Paul Murphy, Senior Data Analyst at Bloomberg Government
April 29, 2016
Congress is finally getting serious about the woefully inadequate subcontract reporting contained in the federal government’s Electronic Subcontracting Reporting System (ESRS).
Section 1821 of the just-passed Chairman’s Mark of H.R. 4909, the 2017 National Defense Authorization Act contains a potentially game-changing procurement reform innocently called, “Good Faith in Subcontracting.” It states: “. . . failure to provide contractual documentation showing compliance with a subcontracting plan is a material contract breach, just as existing law states that failing to comply with a subcontracting plan is a material breach.” In other words, any vendor found not to be compliant with their announced subcontracting plans could face breach of contract charges from their agency client. This is huuuge.
Breach of contract is one of the most serious charges federal prosecutors can bring against a vendor. If a vendor is found to have negotiated a contract in bad faith, or if they committed to subcontract plans they had no capability to fulfill, a material breach could lead to corrective action, fines or worse punishment.

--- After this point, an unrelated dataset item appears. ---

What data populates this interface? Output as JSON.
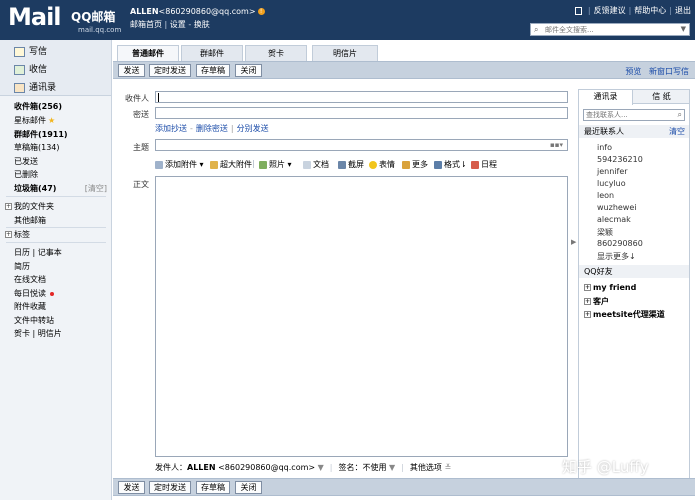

Tens of thousands of vendors, hundreds of thousands of contracts and billions of dollars are potentially impacted by this one, simple sentence in HASC Chairman Rep. Mac Thornberry’s new bill. The markup, which just passed out of committee in the wee hours of April 28th, will likely come to the House floor within two weeks, followed by a trip over to the Senate before final reconciliation and approval. Clearly, the new subcontracting language has the Chairman’s support.